Wolf and Libre

Libre shows his enthusiastic support for the new law in a photo opportunity with Gov. Tom Wolf in June 2018.

Legislation sparked by an ailing puppy from Lancaster County has strengthened Pennsylvania’s animal welfare laws to the point that two national organizations have taken notice.

The Humane Society of the United States and the Animal Legal Defense Fund both have reported that Act 10 of 2017 — an animal abuse overhaul package signed into law by Gov. Tom Wolf last June — has raised Pennsylvania’s standings in a nationwide tally of legal protections for animals.

The package of bills included Libre's Law, named after a dog whose story of mistreatment and miraculous recovery helped spur a broader discussion of animal protection.

Libre, a Boston terrier suffering from extreme neglect, was rescued in July 2016 from a farm near Quarryville. The puppy’s struggle to survive drew national attention — and motivated a new push for laws protecting animals in the state.

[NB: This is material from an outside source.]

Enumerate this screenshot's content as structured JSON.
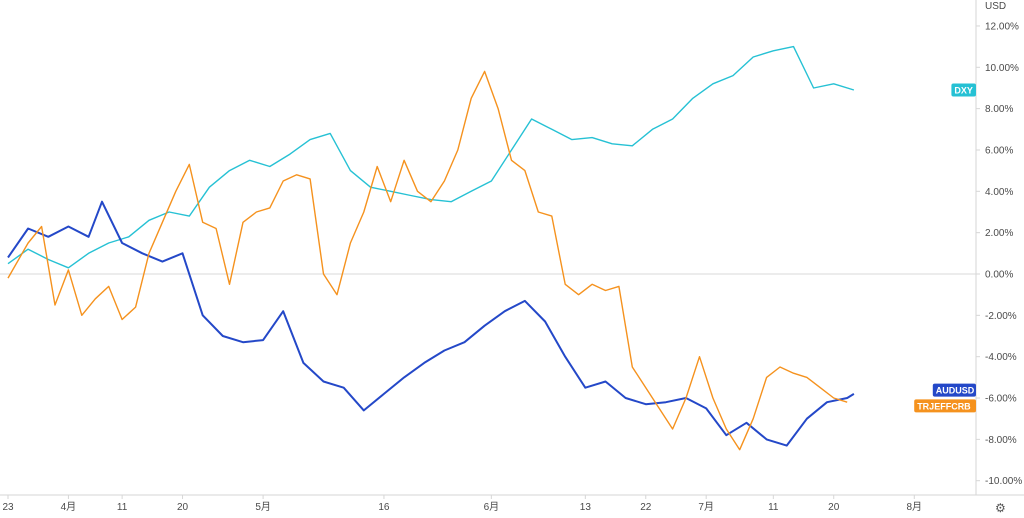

Key components of Pennsylvania’s new legislation include increased penalties for animal abuse, improved tethering conditions for outside dogs, additional protections for horses, provisions requiring convicted animal abusers to forfeit abused animals to a shelter, and civil immunity from lawsuits for licensed doctors of veterinary medicine, technicians and assistants who report animal cruelty to authorities.

Improved standings

The Animal Legal Defense Fund credited the new laws when it listed Pennsylvania as the "most-improved state" in 2017 in its annual report, “Best and Worst States for Animal Protection Laws.”

The report was issued Jan. 18.

The Keystone State jumped 20 places, from 44 to 24, on the list ranking the animal protection laws of all 50 states.

Pennsylvania moved from number 18 to 15 on the Humane Society of the United States’ Humane State rankings, which was issued on Jan. 3.

Animals are protected by a combination of state and local laws, which vary widely in terms of strength, according to a statement from the governor’s office. Act 10 of 2017 was the first significant strengthening of Pennsylvania's animal protection statutes in nearly 30 years.

With the law’s passage, Wolf said, “we began to hold our pet and animal owners to a higher standard of humanity.”